MEMORANDUM *
Snow appeals from the district court’s judgment entered after a jury verdict denying Snow relief under 42 U.S.C. § 1983. We have jurisdiction pursuant to 28 U.S.C. § 1291, ¿nd we affirm.
We dismiss Snow’s claim for injunctive relief as moot since Snow’s counsel indicated at oral argument that the hip surgery Snow sought as relief has been performed. NASD Dispute Resolution, Inc. v. Judicial Council of Cal., 488 F.3d 1065, 1068 (9th Cir.2007) (“A case is moot on appeal if no live controversy remains at the time the court of appeals hears the case”).
We affirm the district court’s pretrial evidentiary rulings as within its wide discretion. Allstate Ins. Co. v. Herron, 634 F.3d 1101, 1110 (9th Cir.2011) (holding that a district court’s evidentiary rulings are reviewed for an abuse of discretion). In addition, as to evidence Snow is on death row, the district court judge encouraged Snow’s counsel to propose a limiting instruction — which he did not do.
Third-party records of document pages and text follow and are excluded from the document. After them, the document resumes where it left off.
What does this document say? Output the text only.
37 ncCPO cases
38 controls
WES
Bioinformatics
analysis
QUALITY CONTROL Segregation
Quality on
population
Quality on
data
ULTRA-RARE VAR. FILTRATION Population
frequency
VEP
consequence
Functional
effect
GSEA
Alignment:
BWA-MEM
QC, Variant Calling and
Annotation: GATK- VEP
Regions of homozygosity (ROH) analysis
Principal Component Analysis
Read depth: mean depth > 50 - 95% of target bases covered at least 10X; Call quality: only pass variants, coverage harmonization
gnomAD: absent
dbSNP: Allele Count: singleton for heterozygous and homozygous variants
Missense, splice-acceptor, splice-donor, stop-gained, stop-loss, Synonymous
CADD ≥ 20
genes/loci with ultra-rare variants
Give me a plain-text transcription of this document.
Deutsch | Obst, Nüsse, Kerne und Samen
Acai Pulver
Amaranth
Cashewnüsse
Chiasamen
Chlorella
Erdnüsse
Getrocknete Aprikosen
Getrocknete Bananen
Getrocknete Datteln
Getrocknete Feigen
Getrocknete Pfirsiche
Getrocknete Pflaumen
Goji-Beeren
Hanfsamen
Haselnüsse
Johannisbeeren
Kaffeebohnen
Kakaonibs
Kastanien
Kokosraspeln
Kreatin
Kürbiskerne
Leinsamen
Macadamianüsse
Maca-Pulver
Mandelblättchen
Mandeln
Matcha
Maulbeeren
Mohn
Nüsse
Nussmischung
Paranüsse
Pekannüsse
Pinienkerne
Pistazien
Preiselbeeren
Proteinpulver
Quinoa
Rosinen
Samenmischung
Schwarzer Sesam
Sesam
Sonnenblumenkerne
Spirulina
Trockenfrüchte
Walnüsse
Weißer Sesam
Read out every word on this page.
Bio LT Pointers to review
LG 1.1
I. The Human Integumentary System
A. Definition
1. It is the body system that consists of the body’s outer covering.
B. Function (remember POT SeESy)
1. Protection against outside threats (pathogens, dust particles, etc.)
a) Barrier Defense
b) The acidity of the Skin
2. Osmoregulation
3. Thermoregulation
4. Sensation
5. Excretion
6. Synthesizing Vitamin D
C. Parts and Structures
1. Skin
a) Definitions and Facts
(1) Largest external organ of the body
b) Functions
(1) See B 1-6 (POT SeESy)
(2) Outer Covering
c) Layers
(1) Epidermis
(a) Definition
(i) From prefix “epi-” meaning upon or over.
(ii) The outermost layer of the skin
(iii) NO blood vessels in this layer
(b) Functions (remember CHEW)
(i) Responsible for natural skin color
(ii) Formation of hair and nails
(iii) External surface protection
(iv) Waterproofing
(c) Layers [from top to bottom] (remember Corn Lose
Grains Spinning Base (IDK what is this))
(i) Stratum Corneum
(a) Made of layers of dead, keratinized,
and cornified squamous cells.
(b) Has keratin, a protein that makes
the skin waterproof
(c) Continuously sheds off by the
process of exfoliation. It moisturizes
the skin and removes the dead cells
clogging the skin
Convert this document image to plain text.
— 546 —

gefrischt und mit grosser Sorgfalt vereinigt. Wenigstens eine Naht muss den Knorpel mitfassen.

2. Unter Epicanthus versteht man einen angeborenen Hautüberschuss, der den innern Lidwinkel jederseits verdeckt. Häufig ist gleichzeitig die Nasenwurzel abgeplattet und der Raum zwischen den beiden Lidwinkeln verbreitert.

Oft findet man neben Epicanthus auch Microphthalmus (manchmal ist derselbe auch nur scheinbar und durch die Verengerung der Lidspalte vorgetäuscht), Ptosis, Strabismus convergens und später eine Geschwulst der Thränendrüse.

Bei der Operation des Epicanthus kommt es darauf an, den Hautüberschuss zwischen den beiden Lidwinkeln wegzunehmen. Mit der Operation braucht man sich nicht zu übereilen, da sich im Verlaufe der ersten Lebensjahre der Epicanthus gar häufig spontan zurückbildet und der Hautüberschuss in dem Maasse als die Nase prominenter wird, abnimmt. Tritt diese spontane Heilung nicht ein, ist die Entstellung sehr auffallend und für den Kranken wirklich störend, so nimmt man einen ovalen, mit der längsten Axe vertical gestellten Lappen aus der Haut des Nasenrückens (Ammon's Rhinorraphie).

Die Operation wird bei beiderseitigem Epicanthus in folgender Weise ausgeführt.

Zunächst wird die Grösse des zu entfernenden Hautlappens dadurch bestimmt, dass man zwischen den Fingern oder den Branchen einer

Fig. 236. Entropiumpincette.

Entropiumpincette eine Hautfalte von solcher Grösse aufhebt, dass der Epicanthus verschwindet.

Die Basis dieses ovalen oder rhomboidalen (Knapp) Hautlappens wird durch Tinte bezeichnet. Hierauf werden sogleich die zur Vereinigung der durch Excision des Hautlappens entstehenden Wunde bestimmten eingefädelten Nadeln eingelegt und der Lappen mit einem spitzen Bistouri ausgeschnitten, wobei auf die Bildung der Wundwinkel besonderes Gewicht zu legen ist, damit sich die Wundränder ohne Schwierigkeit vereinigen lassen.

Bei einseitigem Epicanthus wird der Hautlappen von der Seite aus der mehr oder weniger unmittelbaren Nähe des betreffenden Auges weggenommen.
Snow’s opening brief fails to show any prejudice.
Finally, we decline to reach Snow’s argument that the district court abused its discretion in its discussions of the case with the jury since Snow failed to object at the time of the alleged errors and has not argued plain error on appeal. Rothman v. Hosp. Serv. of S. Cal., 510 F.2d 956, 960 (9th Cir.1975) (“The rule in this circuit is that appellate courts will not consider arguments that are not properly raise[d] in the trial courts”); see Miller v. Fairchild Indus., Inc., 797 F.2d 727, 738 (9th Cir. 1986) (‘We review only issues which are argued specifically and distinctly in a party’s opening brief’).
AFFIRMED.
This disposition is not appropriate for publication and is not precedent except as provided by 9th Cir. R. 36-3.